L’état de siège en vigueur depuis fin mai 2021 au Nord-Kivu et en Ituri s’est enrichi d’un épisode marquant depuis une dizaine de jours. Mardi 30 novembre, les populations congolaises riveraines du Parc national des Virunga (Nord-Kivu) ont été réveillées par d’intenses détonations d’armes lourdes. Sans s’en effrayer outre mesure. Elles étaient l’œuvre de l’Uganda People’s Defense Forces (UPDF), l’armée ougandaise, dont l’entrée en RDC pour en découdre avec les terroristes ADF était connue depuis plusieurs jours, grâce à une fuite orchestrée par l’ONU via RFI. Jusque tard dans la soirée, des détonations similaires étaient aussi entendues à Goma, chef-lieu du Nord-Kivu voisin de l’Ituri, province perturbée aussi par les ADF et des groupes armés locaux, dont la CODECO.

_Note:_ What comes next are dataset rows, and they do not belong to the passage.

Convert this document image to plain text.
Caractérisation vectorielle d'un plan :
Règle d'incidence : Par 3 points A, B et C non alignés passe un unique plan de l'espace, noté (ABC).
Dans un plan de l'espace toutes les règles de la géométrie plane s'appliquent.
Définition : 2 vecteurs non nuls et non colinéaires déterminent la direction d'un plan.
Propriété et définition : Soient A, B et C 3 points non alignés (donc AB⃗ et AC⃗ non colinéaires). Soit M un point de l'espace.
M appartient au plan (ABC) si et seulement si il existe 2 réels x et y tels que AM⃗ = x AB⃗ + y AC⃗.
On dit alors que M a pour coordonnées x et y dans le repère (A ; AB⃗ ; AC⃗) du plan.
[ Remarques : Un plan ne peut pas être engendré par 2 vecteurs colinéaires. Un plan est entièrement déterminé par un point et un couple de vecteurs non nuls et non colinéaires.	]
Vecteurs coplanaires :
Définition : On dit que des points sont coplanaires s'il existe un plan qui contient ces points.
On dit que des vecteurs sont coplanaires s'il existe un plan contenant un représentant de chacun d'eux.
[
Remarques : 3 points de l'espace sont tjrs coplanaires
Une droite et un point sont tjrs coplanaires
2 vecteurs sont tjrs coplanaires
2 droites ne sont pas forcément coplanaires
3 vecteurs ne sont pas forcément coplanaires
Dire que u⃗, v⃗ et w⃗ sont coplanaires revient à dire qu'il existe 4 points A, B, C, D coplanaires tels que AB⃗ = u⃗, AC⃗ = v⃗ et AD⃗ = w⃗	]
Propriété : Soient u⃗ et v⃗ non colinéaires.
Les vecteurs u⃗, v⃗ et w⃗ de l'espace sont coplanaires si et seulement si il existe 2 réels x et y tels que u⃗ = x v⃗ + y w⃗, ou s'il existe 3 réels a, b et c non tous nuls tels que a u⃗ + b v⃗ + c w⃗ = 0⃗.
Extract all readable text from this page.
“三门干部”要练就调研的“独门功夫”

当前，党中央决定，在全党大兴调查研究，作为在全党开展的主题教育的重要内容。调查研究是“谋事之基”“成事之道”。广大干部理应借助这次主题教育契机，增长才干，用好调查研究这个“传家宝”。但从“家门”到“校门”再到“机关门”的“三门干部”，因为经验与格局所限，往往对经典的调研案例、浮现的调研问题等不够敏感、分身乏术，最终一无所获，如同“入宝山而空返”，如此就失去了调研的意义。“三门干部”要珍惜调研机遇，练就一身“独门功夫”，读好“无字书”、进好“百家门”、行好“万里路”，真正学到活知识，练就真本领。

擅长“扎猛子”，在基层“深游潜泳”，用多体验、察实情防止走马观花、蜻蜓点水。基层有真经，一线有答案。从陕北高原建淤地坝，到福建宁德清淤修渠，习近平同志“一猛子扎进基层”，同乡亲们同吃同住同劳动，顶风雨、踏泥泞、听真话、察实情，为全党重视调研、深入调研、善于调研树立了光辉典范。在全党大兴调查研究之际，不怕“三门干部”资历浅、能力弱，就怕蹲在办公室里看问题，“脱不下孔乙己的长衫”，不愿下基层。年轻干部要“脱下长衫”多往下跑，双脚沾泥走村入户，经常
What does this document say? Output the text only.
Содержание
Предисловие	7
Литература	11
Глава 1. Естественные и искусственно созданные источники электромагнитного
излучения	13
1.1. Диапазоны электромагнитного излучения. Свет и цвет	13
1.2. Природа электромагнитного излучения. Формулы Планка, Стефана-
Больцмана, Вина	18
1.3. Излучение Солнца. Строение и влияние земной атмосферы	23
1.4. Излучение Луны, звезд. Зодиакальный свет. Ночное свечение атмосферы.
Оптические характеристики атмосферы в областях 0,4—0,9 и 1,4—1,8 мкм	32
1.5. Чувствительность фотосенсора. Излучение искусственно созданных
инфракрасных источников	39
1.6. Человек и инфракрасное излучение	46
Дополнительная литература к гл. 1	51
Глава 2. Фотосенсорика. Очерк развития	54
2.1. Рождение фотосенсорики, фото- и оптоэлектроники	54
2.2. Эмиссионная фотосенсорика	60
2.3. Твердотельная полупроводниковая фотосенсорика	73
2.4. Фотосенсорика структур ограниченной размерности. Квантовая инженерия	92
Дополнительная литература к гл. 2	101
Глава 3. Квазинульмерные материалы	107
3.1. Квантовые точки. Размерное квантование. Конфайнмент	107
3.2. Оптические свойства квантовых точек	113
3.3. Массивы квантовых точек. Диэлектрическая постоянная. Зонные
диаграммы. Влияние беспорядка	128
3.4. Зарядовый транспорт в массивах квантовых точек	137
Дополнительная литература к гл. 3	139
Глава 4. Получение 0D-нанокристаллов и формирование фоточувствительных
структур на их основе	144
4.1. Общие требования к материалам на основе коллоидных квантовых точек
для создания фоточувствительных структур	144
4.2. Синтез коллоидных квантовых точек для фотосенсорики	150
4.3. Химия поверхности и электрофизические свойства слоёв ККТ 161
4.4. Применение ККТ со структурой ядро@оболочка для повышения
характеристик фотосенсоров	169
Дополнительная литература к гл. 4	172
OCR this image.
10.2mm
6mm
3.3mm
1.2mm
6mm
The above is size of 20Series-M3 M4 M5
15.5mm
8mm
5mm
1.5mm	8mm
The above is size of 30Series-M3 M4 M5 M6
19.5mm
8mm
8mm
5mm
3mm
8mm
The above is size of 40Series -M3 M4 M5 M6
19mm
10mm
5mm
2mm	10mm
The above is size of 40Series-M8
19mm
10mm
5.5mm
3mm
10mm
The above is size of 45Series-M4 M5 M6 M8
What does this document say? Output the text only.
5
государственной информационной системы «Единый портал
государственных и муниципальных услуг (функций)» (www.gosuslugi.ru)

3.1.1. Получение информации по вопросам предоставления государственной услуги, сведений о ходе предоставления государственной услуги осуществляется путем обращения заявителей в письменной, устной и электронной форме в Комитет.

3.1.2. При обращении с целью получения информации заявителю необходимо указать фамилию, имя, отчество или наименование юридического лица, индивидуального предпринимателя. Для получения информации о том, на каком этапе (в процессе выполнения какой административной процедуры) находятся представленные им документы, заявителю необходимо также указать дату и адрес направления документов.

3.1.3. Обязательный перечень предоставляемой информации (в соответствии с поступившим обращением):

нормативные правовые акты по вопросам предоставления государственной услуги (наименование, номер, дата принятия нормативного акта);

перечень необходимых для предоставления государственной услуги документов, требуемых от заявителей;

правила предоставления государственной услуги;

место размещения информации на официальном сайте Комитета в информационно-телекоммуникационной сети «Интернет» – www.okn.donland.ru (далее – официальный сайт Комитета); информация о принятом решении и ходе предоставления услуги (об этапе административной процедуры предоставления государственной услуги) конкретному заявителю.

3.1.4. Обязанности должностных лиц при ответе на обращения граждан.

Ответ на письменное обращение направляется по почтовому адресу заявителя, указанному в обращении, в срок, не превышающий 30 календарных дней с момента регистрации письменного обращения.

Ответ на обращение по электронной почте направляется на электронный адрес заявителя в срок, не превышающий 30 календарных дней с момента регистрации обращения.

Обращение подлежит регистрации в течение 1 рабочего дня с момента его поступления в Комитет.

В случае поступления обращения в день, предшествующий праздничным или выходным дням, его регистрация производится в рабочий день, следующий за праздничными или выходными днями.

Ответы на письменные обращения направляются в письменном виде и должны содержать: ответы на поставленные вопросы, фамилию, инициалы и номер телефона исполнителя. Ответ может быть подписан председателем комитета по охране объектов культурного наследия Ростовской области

La mutualisation des forces ougandaises et congolaises, décidée en mai entre les deux pays, et subtilement rappelée par le porte-parole du gouvernement quelques heures auparavant était effective. Au cours d’un point de presse, lundi 29 novembre, Patrick Muyaya avait en effet annoncé que «dans la suite du travail de mutualisation des renseignements en cours depuis plusieurs mois, le peuple congolais sera informé sur ‘les actions ciblées et concertées’ envisagées avec l’armée ougandaise pour combattre les terroristes de l’ADF, notre ennemi commun».
Le retour de l’UPDF
A Beni, des sources dans la société civile avaient tôt fait de signaler la présence des troupes ougandaises lourdement armées non loin des frontières entre les deux Etats depuis plusieurs jours. Les frappes contre les positions ADF au Parc des Virunga avaient déjà été lancées lorsque Kampala et Kinshasa ont annoncé simultanément mardi 30 novembre l’entrée de l’UPDF sur le territoire congolais ainsi que les frappes aériennes et le pilonnage des positions des terroristes. Elles étaient l’œuvre de l’infanterie ougandaise qui avait gagné le territoire congolais par Nobili, à la frontière entre les deux Etats. Mais aussi d’escouades motorisés à bord d’auto-blindées et de chars de combat, soutenus par des avions et hélicoptères de combat.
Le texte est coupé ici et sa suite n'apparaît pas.